Your USP expresses your distinct value as a candidate and should weave your career into a cohesive story that aligns with your targeted direction in the strongest way possible.

(Bonus Read: Building Your Personal Brand Starts with Your USP).

2. Don’t Hide Career Gaps.

Calling yourself a “consultant” to cover up a gap in your work history is a huge red flag, especially if you use vague descriptions with nary a client name or project detail in sight.

If indeed you’ve been a sole trader, freelancer or independent consultant, be sure to provide specific details such as:

  • clients you’ve worked with
  • duration and scope of engagements
  • quantifiable impact
  • responsibilities associated with building a business and finding clients

Dates are critical to set recruiters’ minds at ease. Not just for work experience, but for any qualifications or education that might be relevant to the position you’re applying for.

3. Step Into The Future.

Hello, we’re well into the 21st century. Which means it’s quite likely that your resume will never be printed when it reaches its destination.

To write the perfect resume for the digital age, forget designing for heavy paper stock. Format and design for a computer screen or mobile device instead.

And, while you’re at it, lose the Hotmail address and the home phone number.

Replace those with a personal website URL and email which – ideally – feature your name in the URL (e.g., yourname@yourname.com).

Taking charge of your online presence is a sure sign that your career and reputation matter to you – a lot.

4. Target. Target. Target.

The recruiter for that CMO role you want shouldn’t have to slog through your Director of Business Strategy resume. And nor will they.

A recruiter gives each resume an average of 6 seconds of attention. So don’t blow it and forget who your target audience is.

Showing up as the slacker who didn’t have time to tailor their resume greatly reduces your chances of being taken seriously and hurts your brand reputation.

(Bonus Read: How To Write Resume Achievements).

While you don’t need to rewrite your entire resume for every role, you do need to consider what’s important for each.

Consider creating several versions of your resume and fine-tune bullet points, key skills, assets, and keywords to make each one fit-for-purpose.

5. Don’t Tell The Whole Story In One Shot.

If you were going to introduce someone to Prince for the first time, you’d be in a quandary.

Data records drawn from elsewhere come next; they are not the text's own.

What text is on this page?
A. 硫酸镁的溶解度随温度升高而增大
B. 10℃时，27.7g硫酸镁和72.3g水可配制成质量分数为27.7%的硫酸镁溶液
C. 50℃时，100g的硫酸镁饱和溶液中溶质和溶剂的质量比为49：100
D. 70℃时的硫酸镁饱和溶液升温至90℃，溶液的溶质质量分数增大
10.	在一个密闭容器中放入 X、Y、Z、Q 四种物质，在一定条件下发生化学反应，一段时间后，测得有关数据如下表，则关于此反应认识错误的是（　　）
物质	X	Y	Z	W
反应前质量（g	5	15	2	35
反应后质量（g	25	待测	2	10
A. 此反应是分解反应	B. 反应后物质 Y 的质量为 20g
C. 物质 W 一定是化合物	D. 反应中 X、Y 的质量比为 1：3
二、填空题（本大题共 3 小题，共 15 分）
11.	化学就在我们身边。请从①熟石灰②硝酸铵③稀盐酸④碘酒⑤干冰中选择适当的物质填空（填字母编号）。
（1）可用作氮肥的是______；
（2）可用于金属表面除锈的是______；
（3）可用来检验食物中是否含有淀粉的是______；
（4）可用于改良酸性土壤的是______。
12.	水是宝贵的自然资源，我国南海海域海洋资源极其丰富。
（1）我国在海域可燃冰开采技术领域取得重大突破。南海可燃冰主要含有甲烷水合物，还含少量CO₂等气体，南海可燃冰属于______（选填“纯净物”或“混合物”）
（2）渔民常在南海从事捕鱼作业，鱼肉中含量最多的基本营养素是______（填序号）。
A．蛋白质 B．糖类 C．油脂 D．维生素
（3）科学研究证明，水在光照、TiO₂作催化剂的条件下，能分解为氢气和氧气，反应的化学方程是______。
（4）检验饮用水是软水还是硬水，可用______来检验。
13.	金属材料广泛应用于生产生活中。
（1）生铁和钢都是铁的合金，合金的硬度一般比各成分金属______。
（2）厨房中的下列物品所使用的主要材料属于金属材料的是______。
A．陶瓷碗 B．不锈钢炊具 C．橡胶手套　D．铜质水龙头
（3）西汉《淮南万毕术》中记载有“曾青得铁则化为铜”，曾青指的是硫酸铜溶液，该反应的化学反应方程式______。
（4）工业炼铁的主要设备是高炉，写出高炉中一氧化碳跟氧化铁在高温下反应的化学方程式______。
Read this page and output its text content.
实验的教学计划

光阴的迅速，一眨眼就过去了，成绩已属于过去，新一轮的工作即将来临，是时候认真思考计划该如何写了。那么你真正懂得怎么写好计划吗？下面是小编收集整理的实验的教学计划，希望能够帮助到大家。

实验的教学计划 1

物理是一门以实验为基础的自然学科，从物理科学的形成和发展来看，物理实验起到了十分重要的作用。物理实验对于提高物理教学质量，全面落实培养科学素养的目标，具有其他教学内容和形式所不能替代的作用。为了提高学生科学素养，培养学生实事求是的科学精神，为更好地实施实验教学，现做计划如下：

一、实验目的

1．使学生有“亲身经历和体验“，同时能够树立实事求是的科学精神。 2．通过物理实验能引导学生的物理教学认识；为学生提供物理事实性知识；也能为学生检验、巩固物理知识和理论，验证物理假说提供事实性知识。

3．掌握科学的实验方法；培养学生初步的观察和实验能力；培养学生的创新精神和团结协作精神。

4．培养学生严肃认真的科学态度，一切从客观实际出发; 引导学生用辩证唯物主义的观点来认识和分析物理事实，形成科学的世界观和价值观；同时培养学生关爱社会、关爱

He released over 600 songs – more than most artists in the history of music.

So you’d probably default to The Very Best of Prince.

If you’re an experienced professional, your resume strategy should be no different.

My team typically details between three and six of the most recent and relevant roles from the past 10 to 15 years, listing earlier career history in a summary section that includes titles, organisations and tenure.

We also take the ‘Russian Doll’ approach. This means we give your more recent roles the most coveted resume real estate, versus those further back in time.

6. It’s Your Turn To Write The Perfect Resume.

You and your career are a dynamic story that’s always evolving. That becomes more interesting and intricate with each year, role and professional victory that comes and goes.

If, at this point, you’re curious about how to find the perfect resume writer for your professional needs, read my guide on how to choose a resume writing service.

Take my advice and beware those painfully generic professional resume writers whose services abound these days.

If I were one of them, I might sum up this article with a tired old adage such as … ”you can write the perfect resume by telling, not selling.”

Sigh.

But since we’re all originals here, I’ll close with a Hopi proverb:

“Those who tell the stories rule the world.”